+ * We call concurrency, the number of variables that can be enabled at any time for each constraint.
+ * From a model perspective, this "concurrency" often represents the number of actions that actually compete for one constraint.
+ * The LMM solver is able to limit the concurrency for each constraint, and to monitor its maximum value.
+ *
+ * One may want to limit the concurrency of constraints for essentially three reasons:
+ * - Keep LMM system in a size that can be solved (it does not react very well with tens of thousands of variables per constraint)
+ * - Stay within parameters where the fluid model is accurate enough.
+ * - Model serialization effects
+ *
+ * The concurrency limit can also be set to a negative value to disable concurrency limit.
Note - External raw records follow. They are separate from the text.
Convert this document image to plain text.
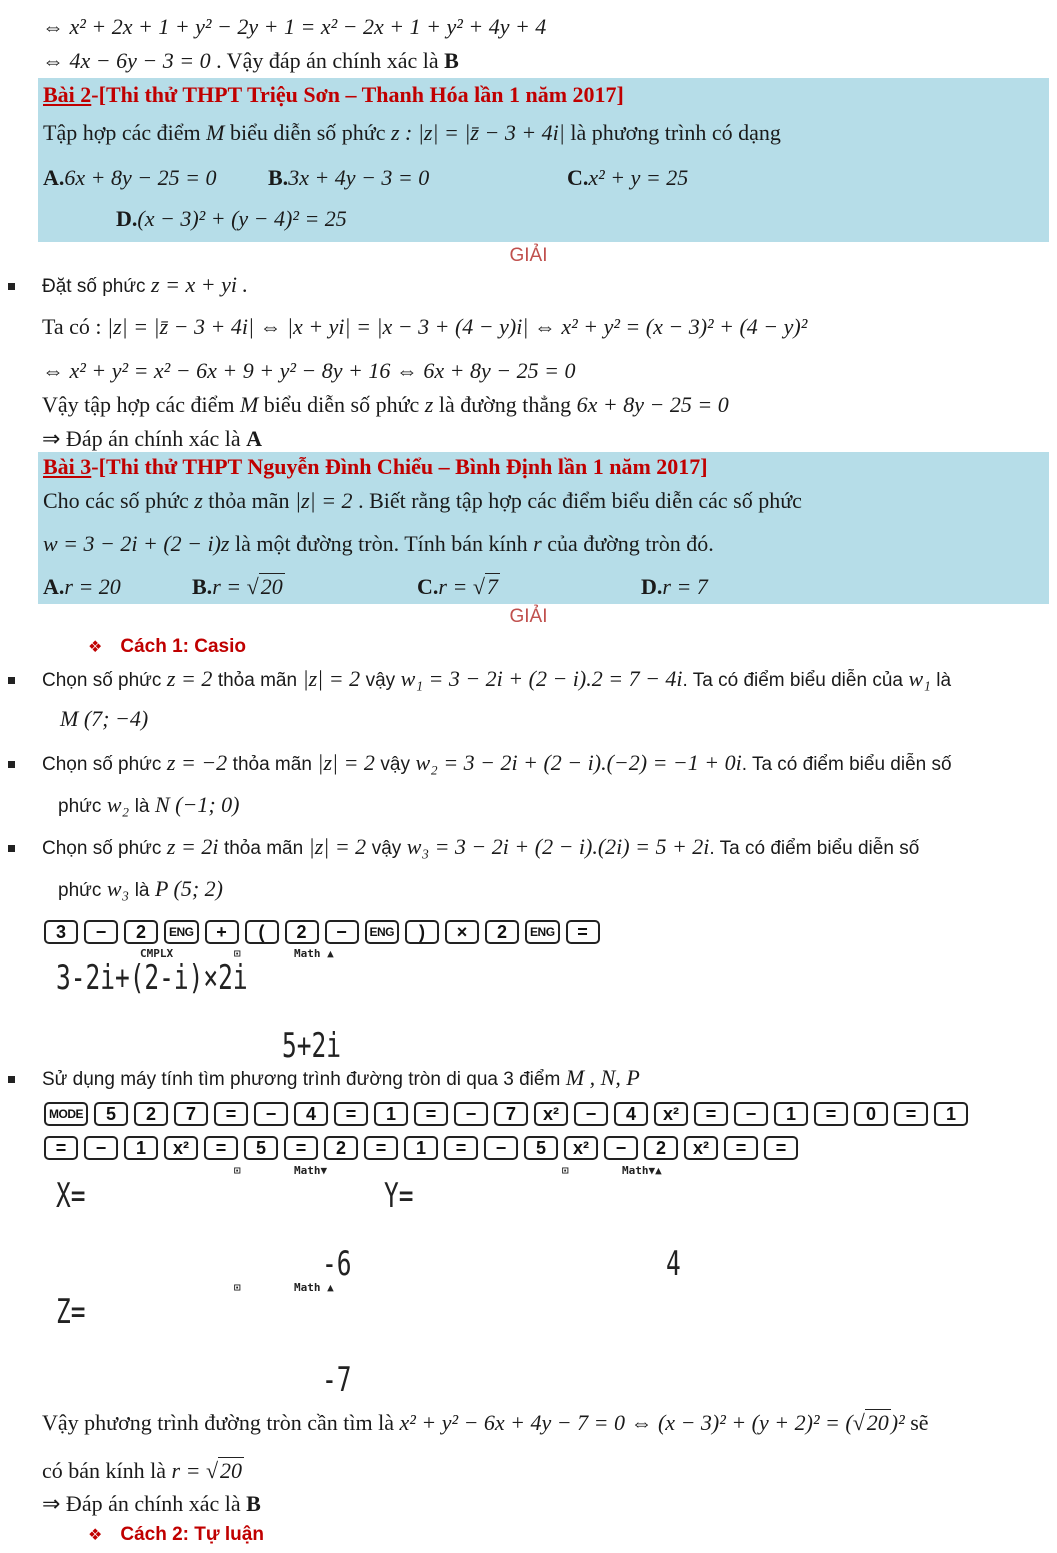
⇔ x² + 2x + 1 + y² − 2y + 1 = x² − 2x + 1 + y² + 4y + 4
⇔ 4x − 6y − 3 = 0 . Vậy đáp án chính xác là B
Bài 2-[Thi thử THPT Triệu Sơn – Thanh Hóa lần 1 năm 2017]
Tập hợp các điểm M biểu diễn số phức z : |z| = |z̄ − 3 + 4i| là phương trình có dạng
A.6x + 8y − 25 = 0 B.3x + 4y − 3 = 0	C.x² + y = 25
D.(x − 3)² + (y − 4)² = 25
GIẢI
Đặt số phức z = x + yi .
Ta có : |z| = |z̄ − 3 + 4i| ⇔ |x + yi| = |x − 3 + (4 − y)i| ⇔ x² + y² = (x − 3)² + (4 − y)²
⇔ x² + y² = x² − 6x + 9 + y² − 8y + 16 ⇔ 6x + 8y − 25 = 0
Vậy tập hợp các điểm M biểu diễn số phức z là đường thẳng 6x + 8y − 25 = 0
⇒ Đáp án chính xác là A
Bài 3-[Thi thử THPT Nguyễn Đình Chiểu – Bình Định lần 1 năm 2017]
Cho các số phức z thỏa mãn |z| = 2 . Biết rằng tập hợp các điểm biểu diễn các số phức
w = 3 − 2i + (2 − i)z là một đường tròn. Tính bán kính r của đường tròn đó.
A.r = 20	B.r = √20	C.r = √7	D.r = 7
GIẢI
❖ Cách 1: Casio
Chọn số phức z = 2 thỏa mãn |z| = 2 vậy w₁ = 3 − 2i + (2 − i).2 = 7 − 4i. Ta có điểm biểu diễn của w₁ là
M (7; −4)
Chọn số phức z = −2 thỏa mãn |z| = 2 vậy w₂ = 3 − 2i + (2 − i).(−2) = −1 + 0i. Ta có điểm biểu diễn số
phức w₂ là N (−1; 0)
Chọn số phức z = 2i thỏa mãn |z| = 2 vậy w₃ = 3 − 2i + (2 − i).(2i) = 5 + 2i. Ta có điểm biểu diễn số
phức w₃ là P (5; 2)
3	−	2	ENG	+	(	2	−	ENG	)	×	2	ENG	=
CMPLX	⊡	Math ▲
3-2i+(2-i)×2i
5+2i
Sử dụng máy tính tìm phương trình đường tròn di qua 3 điểm M , N, P
MODE	5	2	7	=	−	4	=	1	=	−	7	x²	−	4	x²	=	−	1	=	0	=	1
=	−	1	x²	=	5	=	2	=	1	=	−	5	x²	−	2	x²	=	=
⊡	Math▼	⊡	Math▼▲
X=	Y=
-6	4
⊡	Math ▲
Z=
-7
Vậy phương trình đường tròn cần tìm là x² + y² − 6x + 4y − 7 = 0 ⇔ (x − 3)² + (y + 2)² = (√20)² sẽ
có bán kính là r = √20
⇒ Đáp án chính xác là B
❖ Cách 2: Tự luận
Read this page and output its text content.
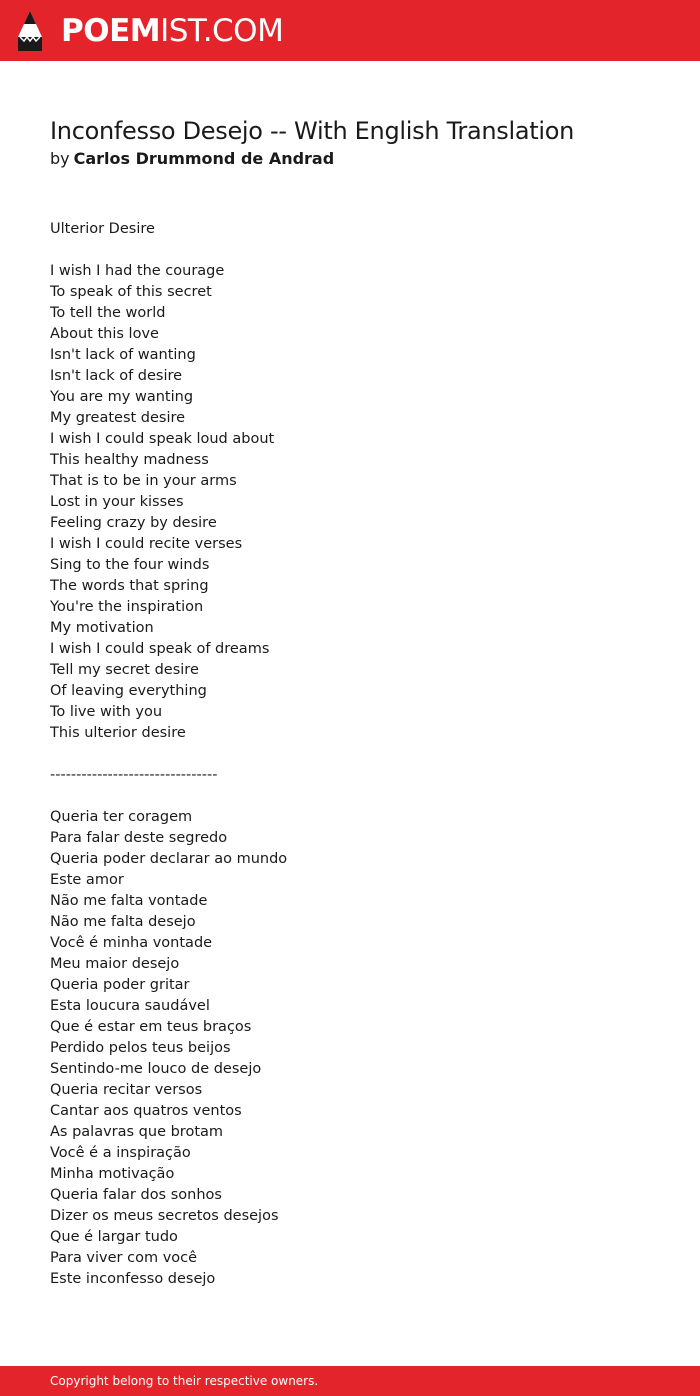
POEMIST.COM
Inconfesso Desejo -- With English Translation
by Carlos Drummond de Andrad
Ulterior Desire
I wish I had the courage
To speak of this secret
To tell the world
About this love
Isn't lack of wanting
Isn't lack of desire
You are my wanting
My greatest desire
I wish I could speak loud about
This healthy madness
That is to be in your arms
Lost in your kisses
Feeling crazy by desire
I wish I could recite verses
Sing to the four winds
The words that spring
You're the inspiration
My motivation
I wish I could speak of dreams
Tell my secret desire
Of leaving everything
To live with you
This ulterior desire
--------------------------------
Queria ter coragem
Para falar deste segredo
Queria poder declarar ao mundo
Este amor
Não me falta vontade
Não me falta desejo
Você é minha vontade
Meu maior desejo
Queria poder gritar
Esta loucura saudável
Que é estar em teus braços
Perdido pelos teus beijos
Sentindo-me louco de desejo
Queria recitar versos
Cantar aos quatros ventos
As palavras que brotam
Você é a inspiração
Minha motivação
Queria falar dos sonhos
Dizer os meus secretos desejos
Que é largar tudo
Para viver com você
Este inconfesso desejo
Copyright belong to their respective owners.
This can improve performance slightly.
+ *
+ * Overall, each constraint contains three fields related to concurrency:
+ * - concurrency_limit which is the limit enforced by the solver
+ * - concurrency_current which is the current concurrency
+ * - concurrency_maximum which is the observed maximum concurrency
+ *
+ * Variables also have one field related to concurrency: concurrency_share.
+ * In effect, in some cases, one variable is involved multiple times (i.e. two elements) in a constraint.
+ * For example, cross-traffic is modeled using 2 elements per constraint.
+ * concurrency_share formally corresponds to the maximum number of elements that associate the variable and any given constraint.